The Language of Security

The web is brimming with security sites and oozing with security advice. It has taken me years to discover what is relevant in starting my day as a security tutelary.

The current version of my day starts with Brian Krebs (, then the Wall Street Journal, and finishes with an ascension through increasingly esoteric security sites. No, I do not know or have a business arrangement with Mr. Krebs.

This structure has evolved to fit what I see as one of the biggest challenges in security, in that there is no lack of information or expertise in security; there is an issue of unification.

There is no lack of information or expertise in security; there is an issue of unification.

In a previous blog I stated that “It takes commitment to be secure and a community to survive”. The “community” I refer to is the entire ecosystem of an organization; from left to right, from top to bottom, the whole thing is required. Within this ecosystem, there exist communities that see the same business through different lenses and speak of the same actions in different vernaculars. A challenge to any leader who wishes to secure their organization is to unify these views and dialogs into a common cultural codex.

If you are a security expert and need to speak to your business, or a business expert and need to speak to your security community, start with looking through their eyes and hearing with their ears.
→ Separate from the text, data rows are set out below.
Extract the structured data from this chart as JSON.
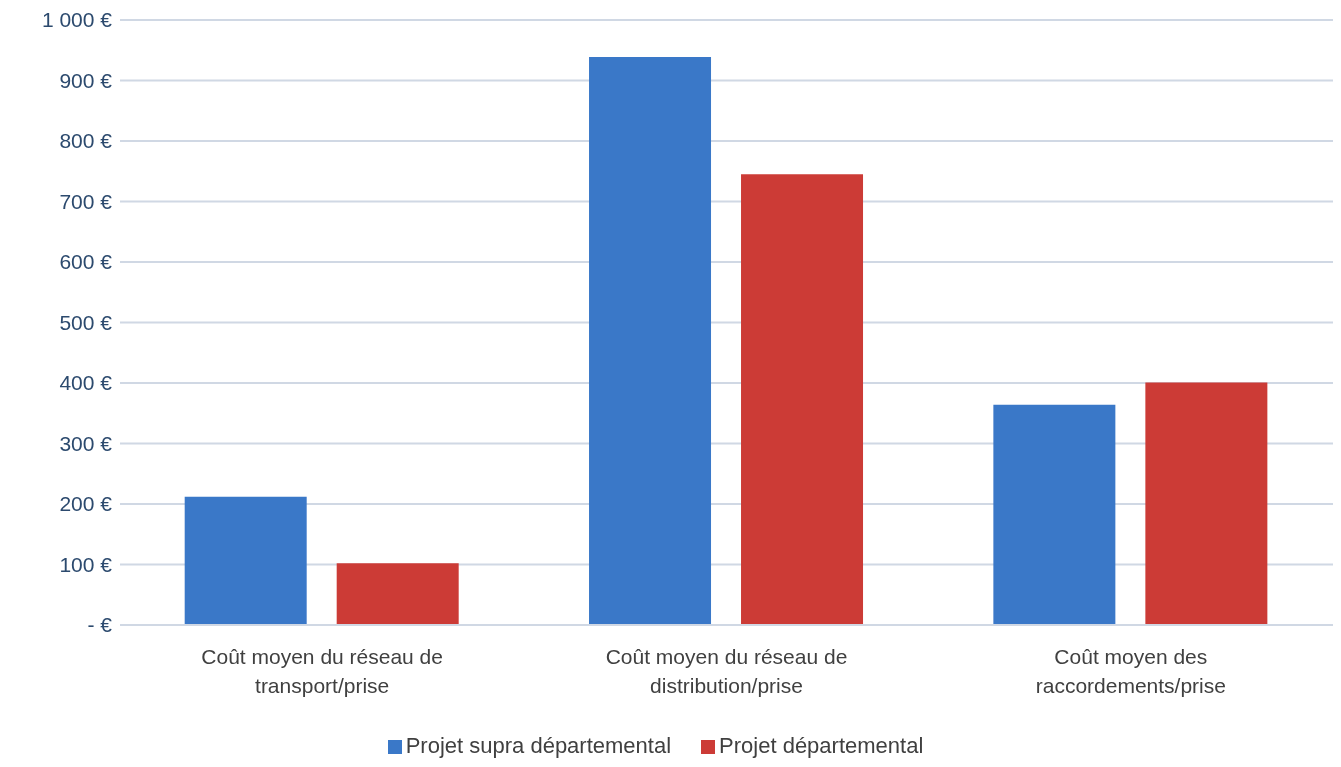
{
  "chart_data": {
    "type": "bar",
    "categories": [
      "Coût moyen du réseau de transport/prise",
      "Coût moyen du réseau de distribution/prise",
      "Coût moyen des raccordements/prise"
    ],
    "series": [
      {
        "name": "Projet supra départemental",
        "color": "#3a78c8",
        "values": [
          212,
          939,
          364
        ]
      },
      {
        "name": "Projet départemental",
        "color": "#cc3b36",
        "values": [
          102,
          745,
          401
        ]
      }
    ],
    "ylim": [
      0,
      1000
    ],
    "yticks": [
      {
        "value": 0,
        "label": "-   €"
      },
      {
        "value": 100,
        "label": "100 €"
      },
      {
        "value": 200,
        "label": "200 €"
      },
      {
        "value": 300,
        "label": "300 €"
      },
      {
        "value": 400,
        "label": "400 €"
      },
      {
        "value": 500,
        "label": "500 €"
      },
      {
        "value": 600,
        "label": "600 €"
      },
      {
        "value": 700,
        "label": "700 €"
      },
      {
        "value": 800,
        "label": "800 €"
      },
      {
        "value": 900,
        "label": "900 €"
      },
      {
        "value": 1000,
        "label": "1 000 €"
      }
    ],
    "grid": "y",
    "legend": "bottom"
  }
}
Brian is unique in that regardless of the complexity, he is able to give me a view that I can quickly absorb and build upon for any “community” I am addressing. On more than one occasion I find myself reading a security site and hearing hoofbeats and thinking “Zebra!” and later reading Krebs and realizing it’s only a horse.

With Krebs, never forget:

Merry’s “Krebs Rule” #1: It’s always good to read Krebs, and never to be written about by Krebs.

– Gary Merry, CEO

P.S. I also pay attention to anything Bruce Schneier ( has to say.